Gerade dass er es jetzt auch damit zu tun hat, macht Leitner nach seinen eigenen Worten großen Spaß. So jedenfalls lautet seine Antwort auf die Frage, wie sich der promovierte Chemiker und spätere McKinsey-Mitarbeiter denn nun als Unternehmenschef fühle. Dass er diese Karriere machen würde, wurde ihm nicht in die Wiege gelegt: Der Vater war Schlosser in der inzwischen aufgegebenen Gießerei von Andritz in Graz: „Wir haben uns zu Hause immer als Arbeiterfamilie gefühlt“, sagt Leitner.

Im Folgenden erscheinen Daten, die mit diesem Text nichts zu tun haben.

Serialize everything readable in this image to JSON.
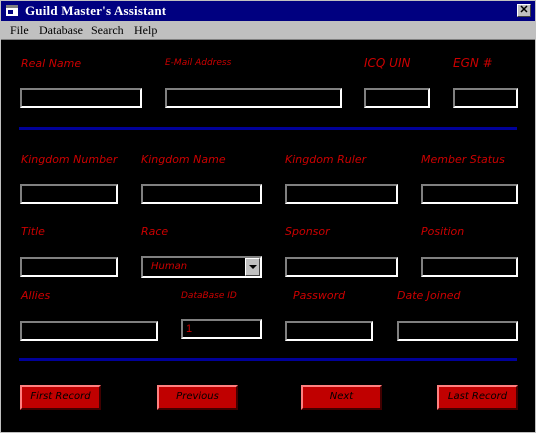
{
  "window": {
    "title": "Guild Master's Assistant"
  },
  "menu": [
    "File",
    "Database",
    "Search",
    "Help"
  ],
  "labels": {
    "real_name": "Real Name",
    "email": "E-Mail Address",
    "icq_uin": "ICQ UIN",
    "egn": "EGN #",
    "kingdom_number": "Kingdom Number",
    "kingdom_name": "Kingdom Name",
    "kingdom_ruler": "Kingdom Ruler",
    "member_status": "Member Status",
    "title": "Title",
    "race": "Race",
    "sponsor": "Sponsor",
    "position": "Position",
    "allies": "Allies",
    "database_id": "DataBase ID",
    "password": "Password",
    "date_joined": "Date Joined"
  },
  "fields": {
    "real_name": "",
    "email": "",
    "icq_uin": "",
    "egn": "",
    "kingdom_number": "",
    "kingdom_name": "",
    "kingdom_ruler": "",
    "member_status": "",
    "title": "",
    "race": "Human",
    "sponsor": "",
    "position": "",
    "allies": "",
    "database_id": "1",
    "password": "",
    "date_joined": ""
  },
  "buttons": {
    "first": "First Record",
    "previous": "Previous",
    "next": "Next",
    "last": "Last Record"
  },
  "colors": {
    "label": "#cc0000",
    "separator": "#000099",
    "button": "#c00000"
  }
}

Heute leitet er nicht nur eines der zehn größten Unternehmen Österreichs, sondern gehört auch zu den reichsten Bewohnern der Alpenrepublik. Doch so sehr ihm die Digitalisierung, die die industrielle Produktion beschleunigen soll, auch am Herzen liegt – außerhalb der Arbeit sieht dies etwas anders aus: „Zu meinen Freizeitbeschäftigungen gehören meine Landwirtschaft und mein Wald. Da denkt man in langen Zeiträumen.“ Dies, das findet er dann doch, „ist sehr schön im Vergleich zur schnelllebigen Industrie“. Doch dass er in Baden-Württemberg ein landwirtschaftliches Anwesen kauft, dürfte unwahrscheinlich sein. Dann doch eher wieder einmal einen Industriebetrieb.